Bien loin des vers fameux, les scènes se répètent, la vie s’écoule d’un être à l’autre, de l’hippopotame au lionceau et ses baisers goulus, mêlant beauté et laideur, tendresse et dégout dans une continuité sans heurts qui n’étonne que nous, humains, établis depuis pourtant si peu au sommet de la pyramide des ogres.

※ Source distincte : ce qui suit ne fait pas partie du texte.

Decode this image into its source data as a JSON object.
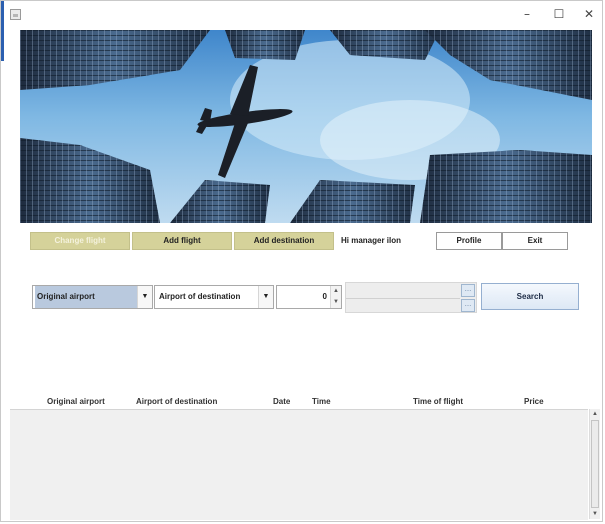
{
  "window": {
    "app_icon": "java-app-icon",
    "controls": {
      "minimize": "–",
      "maximize": "☐",
      "close": "✕"
    }
  },
  "banner": {
    "image": "airplane-over-skyscrapers"
  },
  "toolbar": {
    "change_flight": "Change flight",
    "add_flight": "Add flight",
    "add_destination": "Add destination",
    "greeting": "Hi manager ilon",
    "profile": "Profile",
    "exit": "Exit"
  },
  "search": {
    "origin": {
      "selected": "Original airport"
    },
    "destination": {
      "selected": "Airport of destination"
    },
    "passengers": {
      "value": "0"
    },
    "date": {
      "value": ""
    },
    "search_label": "Search"
  },
  "table": {
    "columns": [
      "Original airport",
      "Airport of destination",
      "Date",
      "Time",
      "Time of flight",
      "Price"
    ],
    "rows": []
  },
  "colors": {
    "toolbar_button": "#d5d29a",
    "selected_combo": "#b9c9de",
    "search_button": "#dde8f5",
    "table_body": "#f0f0f0"
  }
}
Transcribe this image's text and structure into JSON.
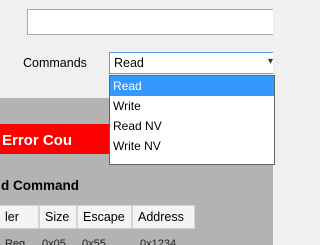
{
  "top_field": {
    "value": ""
  },
  "commands": {
    "label": "Commands",
    "selected": "Read",
    "options": [
      "Read",
      "Write",
      "Read NV",
      "Write NV"
    ],
    "highlighted_index": 0
  },
  "error_banner": {
    "text": "Error Cou"
  },
  "section": {
    "heading": "d Command"
  },
  "table": {
    "columns": [
      "ler",
      "Size",
      "Escape",
      "Address"
    ],
    "partial_row": [
      "Reg",
      "0x05",
      "0x55",
      "0x1234"
    ]
  },
  "colors": {
    "accent": "#3399ff",
    "error": "#ff0000",
    "panel": "#b3b3b3"
  }
}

Aujourd’hui, je cède, avec humilité et une immense admiration, la place à Charles Baudelaire (1821- 1867)

 

« Rappelez-vous l’objet que nous vîmes, mon âme,
Ce beau matin d’été si doux :
Au détour d’un sentier une charogne infâme
Sur un lit semé de cailloux,

Les jambes en l’air, comme une femme lubrique,
Brûlante et suant les poisons,
Ouvrait d’une façon nonchalante et cynique
Son ventre plein d’exhalaisons.

Le soleil rayonnait sur cette pourriture,
Comme afin de la cuire à point,
Et de rendre au centuple à la grande Nature
Tout ce qu’ensemble elle avait joint ;

Et le ciel regardait la carcasse superbe
Comme une fleur s’épanouir.
La puanteur était si forte, que sur l’herbe
Vous crûtes vous évanouir.

Les mouches bourdonnaient sur ce ventre putride,
D’où sortaient de noirs bataillons
De larves, qui coulaient comme un épais liquide
Le long de ces vivants haillons.

Tout cela descendait, montait comme une vague,
Ou s’élançait en pétillant ;
On eût dit que le corps, enflé d’un souffle vague,
Vivait en se multipliant.

Et ce monde rendait une étrange musique,
Comme l’eau courante et le vent,
Ou le grain qu’un vanneur d’un mouvement rythmique
Agite et tourne dans son van.

Les formes s’effaçaient et n’étaient plus qu’un rêve,
Une ébauche lente à venir,
Sur la toile oubliée, et que l’artiste achève
Seulement par le souvenir.

Derrière les rochers une chienne inquiète
Nous regardait d’un œil fâché,
Épiant le moment de reprendre au squelette
Le morceau qu’elle avait lâché.

– Et pourtant vous serez semblable à cette ordure,
À cette horrible infection,
Étoile de mes yeux, soleil de ma nature,
Vous, mon ange et ma passion !

Oui ! telle vous serez, ô la reine des grâces,
Après les derniers sacrements,
Quand vous irez, sous l’herbe et les floraisons grasses,
Moisir parmi les ossements.

Alors, ô ma beauté ! dites à la vermine
Qui vous mangera de baisers,
Que j’ai gardé la forme et l’essence divine
De mes amours décomposés ! »

Photo : Régis Derimay

Challenge Kenya – Jour 13/30

Challenge Kenya : une image / un texte tous les jours pendants 30 jours

Le jabiru aurait pu être une cigogne. Plumage noir et blanc au contraste impeccable, distinction et élégance pour ce smoking de plumes qui tombe de façon parfaite. Veste sobrement noire, chemise immaculée qui ne laisse échapper que le cou long et fin. Pattes minces et déliées qui lui donnent un port majestueusement solennel, elles soulignent encore ses déplacements lents et mesurés, sa délicatesse. Jusqu’ici, le jabiru aurait pu être une cigogne. Et puis, on arrive à la tête. Là, il se distingue. Long bec solide recourbé vers le haut, rouge éclatant, point jaune citron, bande noire. Le jabiru est un mélange remarquable de sobriété et de fantaisie. L’artiste de la famille, un virtuose des écarts de tenue. Un poète.